ABC continued to use “Wicked Game” to promote its daytime programming for years after the song descended from the charts, but in the ‘90s, this song never quite stayed in its lane. It’s aesthetic creeped into other art forms, other arenas, and the song itself likely made it onto thousands of break-up themed mixtapes. It was a constant presence in the car of my high school friend Warren, who owned one and only one music cassette in 1994 and it was Chris Isaak’s album, Wicked Game. By 1996, he still had not acquired another music cassette for his car, which perplexed me and our other friends, because at the time, "Wicked Game" was entirely played out, but Warren assured us that the other album tracks were pretty good.
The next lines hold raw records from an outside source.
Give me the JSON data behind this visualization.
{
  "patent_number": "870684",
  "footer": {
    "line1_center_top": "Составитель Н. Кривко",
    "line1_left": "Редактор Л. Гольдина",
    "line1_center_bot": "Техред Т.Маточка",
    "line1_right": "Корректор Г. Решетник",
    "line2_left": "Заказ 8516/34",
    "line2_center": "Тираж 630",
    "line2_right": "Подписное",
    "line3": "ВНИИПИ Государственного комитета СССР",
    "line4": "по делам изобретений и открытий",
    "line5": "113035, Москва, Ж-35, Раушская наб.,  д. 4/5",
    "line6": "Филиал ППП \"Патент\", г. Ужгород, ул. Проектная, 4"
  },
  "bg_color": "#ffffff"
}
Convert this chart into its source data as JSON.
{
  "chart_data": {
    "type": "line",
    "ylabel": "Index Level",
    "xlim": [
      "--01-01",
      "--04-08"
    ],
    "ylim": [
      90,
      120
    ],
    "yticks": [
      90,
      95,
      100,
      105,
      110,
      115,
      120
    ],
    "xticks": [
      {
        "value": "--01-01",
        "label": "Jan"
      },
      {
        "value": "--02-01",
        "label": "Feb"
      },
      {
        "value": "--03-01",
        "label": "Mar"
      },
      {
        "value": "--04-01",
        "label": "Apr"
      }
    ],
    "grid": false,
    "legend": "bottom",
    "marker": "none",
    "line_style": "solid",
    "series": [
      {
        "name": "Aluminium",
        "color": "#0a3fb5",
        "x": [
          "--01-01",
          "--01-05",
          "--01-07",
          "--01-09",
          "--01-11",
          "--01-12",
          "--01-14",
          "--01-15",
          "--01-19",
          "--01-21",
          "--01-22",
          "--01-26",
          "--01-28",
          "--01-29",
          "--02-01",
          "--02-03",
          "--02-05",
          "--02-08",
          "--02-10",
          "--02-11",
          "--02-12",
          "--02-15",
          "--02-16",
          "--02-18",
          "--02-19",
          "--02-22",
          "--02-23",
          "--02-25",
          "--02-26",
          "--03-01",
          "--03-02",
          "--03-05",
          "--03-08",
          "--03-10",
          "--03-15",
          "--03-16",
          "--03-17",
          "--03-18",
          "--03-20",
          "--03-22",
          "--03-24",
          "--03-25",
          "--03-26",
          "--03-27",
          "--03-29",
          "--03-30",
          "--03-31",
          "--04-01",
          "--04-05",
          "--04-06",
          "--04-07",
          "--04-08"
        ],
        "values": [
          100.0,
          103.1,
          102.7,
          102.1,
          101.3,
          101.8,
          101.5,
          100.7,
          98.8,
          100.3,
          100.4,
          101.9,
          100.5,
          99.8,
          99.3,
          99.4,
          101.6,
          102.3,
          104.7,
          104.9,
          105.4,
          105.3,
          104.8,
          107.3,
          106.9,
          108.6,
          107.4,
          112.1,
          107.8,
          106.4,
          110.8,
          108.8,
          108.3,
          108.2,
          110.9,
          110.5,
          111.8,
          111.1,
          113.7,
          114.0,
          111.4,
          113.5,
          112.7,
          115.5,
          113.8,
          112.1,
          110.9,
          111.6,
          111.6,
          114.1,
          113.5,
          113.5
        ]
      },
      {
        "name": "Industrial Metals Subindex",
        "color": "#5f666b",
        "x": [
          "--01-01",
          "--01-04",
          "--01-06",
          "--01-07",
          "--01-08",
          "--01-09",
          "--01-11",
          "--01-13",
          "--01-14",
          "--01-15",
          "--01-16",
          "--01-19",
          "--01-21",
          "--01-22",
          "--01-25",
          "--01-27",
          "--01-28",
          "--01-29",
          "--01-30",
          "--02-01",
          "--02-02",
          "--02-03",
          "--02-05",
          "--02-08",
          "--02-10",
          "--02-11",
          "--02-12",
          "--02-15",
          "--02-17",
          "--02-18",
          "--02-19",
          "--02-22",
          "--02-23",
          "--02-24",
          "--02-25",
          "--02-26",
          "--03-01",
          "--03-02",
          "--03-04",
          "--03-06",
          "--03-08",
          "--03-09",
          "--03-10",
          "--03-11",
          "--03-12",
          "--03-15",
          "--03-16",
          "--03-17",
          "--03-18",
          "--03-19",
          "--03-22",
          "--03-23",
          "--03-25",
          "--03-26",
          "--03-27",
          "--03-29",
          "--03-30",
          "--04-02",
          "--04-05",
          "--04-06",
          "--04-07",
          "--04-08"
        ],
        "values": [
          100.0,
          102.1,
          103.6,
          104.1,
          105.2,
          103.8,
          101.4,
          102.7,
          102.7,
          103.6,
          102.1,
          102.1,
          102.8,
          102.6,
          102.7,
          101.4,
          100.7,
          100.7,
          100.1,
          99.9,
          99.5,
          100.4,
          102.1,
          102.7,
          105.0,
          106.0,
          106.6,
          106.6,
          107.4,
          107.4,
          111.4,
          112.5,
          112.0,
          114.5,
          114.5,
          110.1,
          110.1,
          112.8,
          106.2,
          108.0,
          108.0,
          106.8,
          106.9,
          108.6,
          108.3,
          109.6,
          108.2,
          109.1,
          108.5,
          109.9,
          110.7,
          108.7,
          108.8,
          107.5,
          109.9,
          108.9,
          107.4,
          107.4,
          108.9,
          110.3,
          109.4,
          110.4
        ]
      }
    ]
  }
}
“Wicked Game” became the socially-acceptable sonic backdrop to gloomy sex, David Lynchian sex, doomed sex, disconnected beach sex, ‘90s sex. I mean, the song isn’t really about sex. “I don’t want to fall in love…with you.” A wicked game is, at least in my mind, something you don’t do to someone you love, but the song is meant to make you feel like you’re falling into some sort of sex quicksand, some impossible-to-free-yourself from disaster of getting sucked into bad shit. Which, in a certain light, is sexy as hell. Or at least it was in the 90s.
Mo Daviau is the author of the novel Every Anxious Wave, which takes its title from a lyric from a Sebadoh song. She is currently exiled in a remote New England village in the woods, but claims Portland, Oregon, as her home.